Sobyanin, for his part, has barely left President Putin’s side, attending many public appearances and media events and choking the other candidates out of television time.
This poll suggests that Sobyanin may be losing ground, and Navalny may be gaining ground. If true, this matches the assessment that Putin is worried about the surging opposition in Moscow. – Ed.
The marketing company Synovate Comcon published the results of a poll conducted from 8 through 14 August. Among Muscovites who have already decided whom to vote for as mayor, 63.4% are ready to vote for acting Moscow Mayor Sergei Sobyanin. Thus, within a week, Sobyanin’s election rating fell by almost 11 percentage points — twice as much as in the previous month (from 4 July to 7 August). During that time, the rating of Sobyanin’s main opponent, Alexei Navalny, rose by 5 percentage points to 19.9%. That is, in five weeks, the number of Navalny’s supporters doubled; for the week of 4-10 July, his rating was 10.7%. These figures illustrate that the electorate are taking away votes from the “basket” of the self-nominated Sobyanin in favor of other candidates, says Comcon; but the main spread of forces has not changed as before – the rating leader remains Sobyanin.

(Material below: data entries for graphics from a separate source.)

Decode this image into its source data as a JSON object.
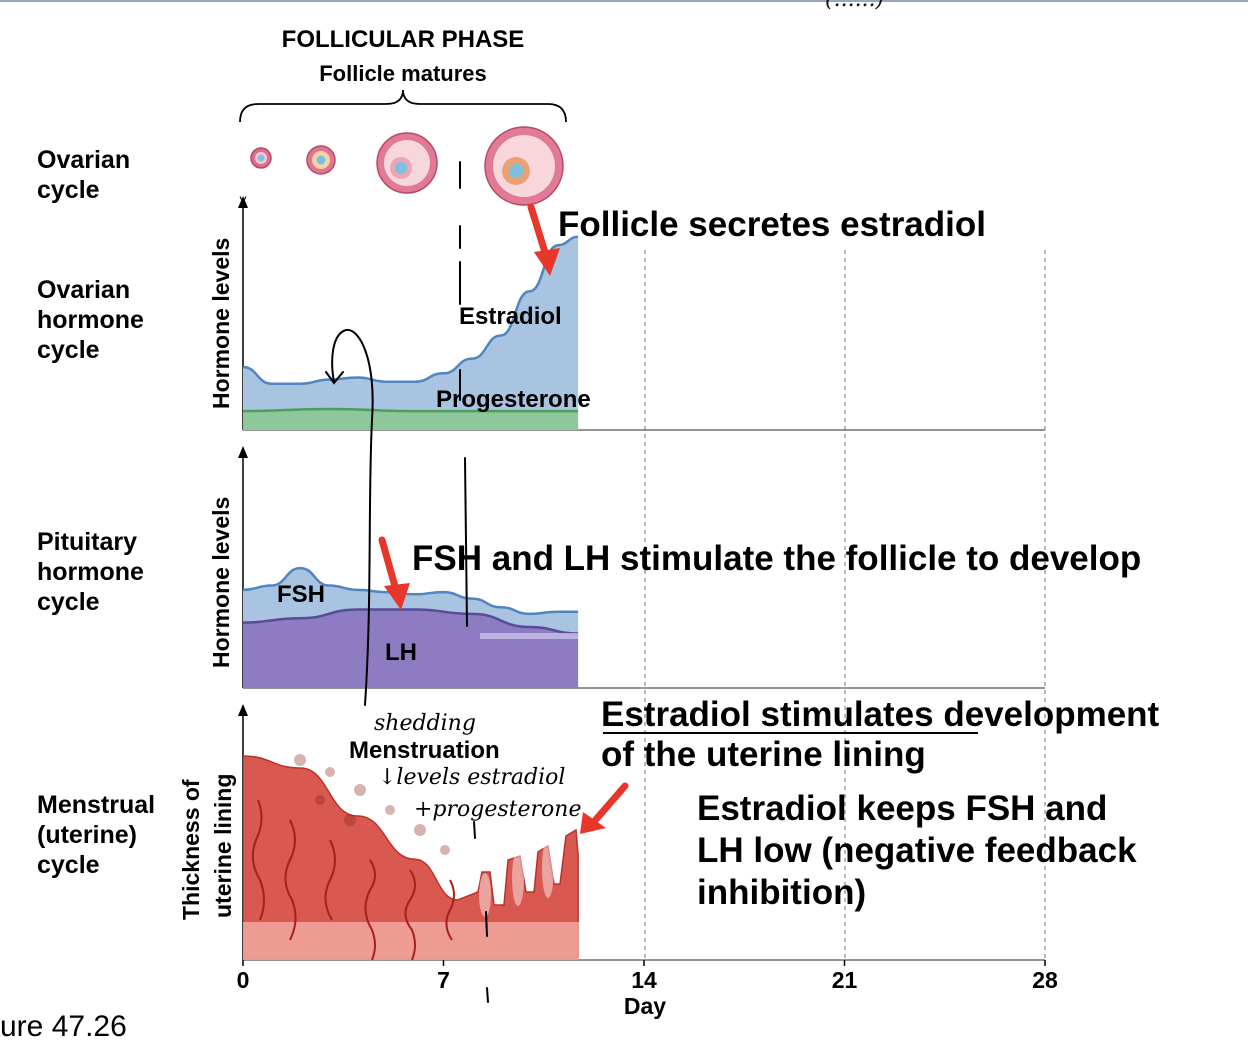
{
  "header": {
    "phase_title": "FOLLICULAR PHASE",
    "phase_subtitle": "Follicle matures",
    "top_scribble": "(......)"
  },
  "rows": {
    "ovarian_cycle": [
      "Ovarian",
      "cycle"
    ],
    "ovarian_hormone_cycle": [
      "Ovarian",
      "hormone",
      "cycle"
    ],
    "pituitary_hormone_cycle": [
      "Pituitary",
      "hormone",
      "cycle"
    ],
    "menstrual_cycle": [
      "Menstrual",
      "(uterine)",
      "cycle"
    ]
  },
  "axes": {
    "hormone_levels": "Hormone levels",
    "thickness_line1": "Thickness of",
    "thickness_line2": "uterine lining",
    "day_label": "Day",
    "day_ticks": [
      "0",
      "7",
      "14",
      "21",
      "28"
    ]
  },
  "curve_labels": {
    "estradiol": "Estradiol",
    "progesterone": "Progesterone",
    "fsh": "FSH",
    "lh": "LH",
    "menstruation": "Menstruation"
  },
  "annotations": {
    "follicle_secretes": "Follicle secretes estradiol",
    "fsh_lh_stimulate": "FSH and LH stimulate the follicle to develop",
    "estradiol_stimulates_1": "Estradiol stimulates development",
    "estradiol_stimulates_2": "of the uterine lining",
    "negative_feedback_1": "Estradiol keeps FSH and",
    "negative_feedback_2": "LH low (negative feedback",
    "negative_feedback_3": "inhibition)"
  },
  "handwriting": {
    "shedding": "shedding",
    "levels_line1": "↓levels estradiol",
    "levels_line2": "+progesterone"
  },
  "figure_caption": "ure 47.26",
  "colors": {
    "estradiol_fill": "#a9c4e0",
    "estradiol_line": "#4f86c0",
    "progesterone_fill": "#8ec79a",
    "progesterone_line": "#4d9e5c",
    "fsh_fill": "#a9c4e0",
    "lh_fill": "#8d7cc2",
    "lining_red": "#d9584f",
    "lining_light": "#f1a89f",
    "arrow_red": "#e8372a"
  },
  "chart_data": {
    "type": "area",
    "x_label": "Day",
    "x_ticks": [
      0,
      7,
      14,
      21,
      28
    ],
    "xlim": [
      0,
      28
    ],
    "panels": [
      {
        "name": "Ovarian hormone cycle",
        "series": [
          {
            "name": "Estradiol",
            "x": [
              0,
              1,
              2,
              3,
              4,
              5,
              6,
              7,
              8,
              9,
              10,
              11,
              11.7
            ],
            "values": [
              0.3,
              0.22,
              0.22,
              0.24,
              0.25,
              0.23,
              0.23,
              0.27,
              0.34,
              0.45,
              0.66,
              0.88,
              0.92
            ]
          },
          {
            "name": "Progesterone",
            "x": [
              0,
              3,
              6,
              9,
              11.7
            ],
            "values": [
              0.09,
              0.1,
              0.09,
              0.09,
              0.09
            ]
          }
        ]
      },
      {
        "name": "Pituitary hormone cycle",
        "series": [
          {
            "name": "FSH",
            "x": [
              0,
              1,
              2,
              3,
              4,
              5,
              6,
              7,
              8,
              9,
              10,
              11,
              11.7
            ],
            "values": [
              0.45,
              0.47,
              0.55,
              0.47,
              0.45,
              0.44,
              0.43,
              0.44,
              0.41,
              0.37,
              0.34,
              0.35,
              0.35
            ]
          },
          {
            "name": "LH",
            "x": [
              0,
              2,
              4,
              6,
              8,
              10,
              11.7
            ],
            "values": [
              0.3,
              0.32,
              0.36,
              0.36,
              0.34,
              0.28,
              0.25
            ]
          }
        ]
      },
      {
        "name": "Menstrual (uterine) cycle",
        "series": [
          {
            "name": "Uterine lining thickness",
            "x": [
              0,
              2,
              4,
              6,
              7.5,
              8.5,
              10,
              11.7
            ],
            "values": [
              0.85,
              0.8,
              0.6,
              0.42,
              0.25,
              0.2,
              0.4,
              0.48
            ]
          }
        ]
      }
    ]
  }
}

Comcon also indicates that last week, in the question about the intention to vote, along with the name of the candidate, the name of the party that nominated him was also mentioned to the respondent. “This factor, along with the activization of public activity of the candidates, played a noticeable role in the dynamic of the ratings,” Comcon said in a statement on its web site. Ivan Melnikov, the candidate from the Communist Party of the Russian Federation rose by 2.5 percentage points to 7.8%; Sergei Mitrokhin, the candidate from Yabloko remained unchanged (4.2%); the ratings of Mikhail Degtyarev from the Liberal Democratic Party of Russia and Nikolai Levichev from Just Russia rose by a factor of almost five in the last week – to 2.3% for each from 0.4% and 0.5% respectively the previous week.

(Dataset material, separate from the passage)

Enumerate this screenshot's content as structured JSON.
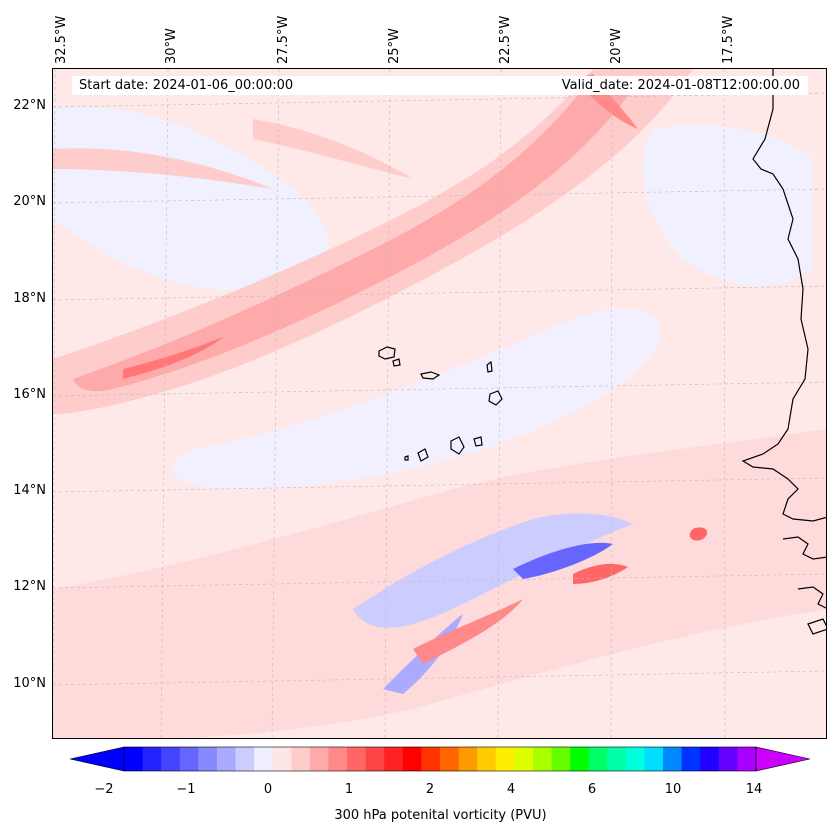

Among all Muscovites (including those who have not yet decided for whom they will vote), 37.9% are prepared to vote for Sobyanin – despite the fact that the acting mayor of Moscow is still getting the majority, this is the lowest indicator for his rating in five weeks. Meanwhile, 11.8% are prepared to vote for Navalny; 4.7% for Melnikov; 2.5% for Mitrokhin and 1.4% for Levichev and Degtyarev.
Comcon noted that the figure for Muscovites who intend to vote has remained stable at 57-58%; 1,200 Muscovites older than 18 took part in the poll with a margin of error of 2.5%. The information was collected through telephone surveys.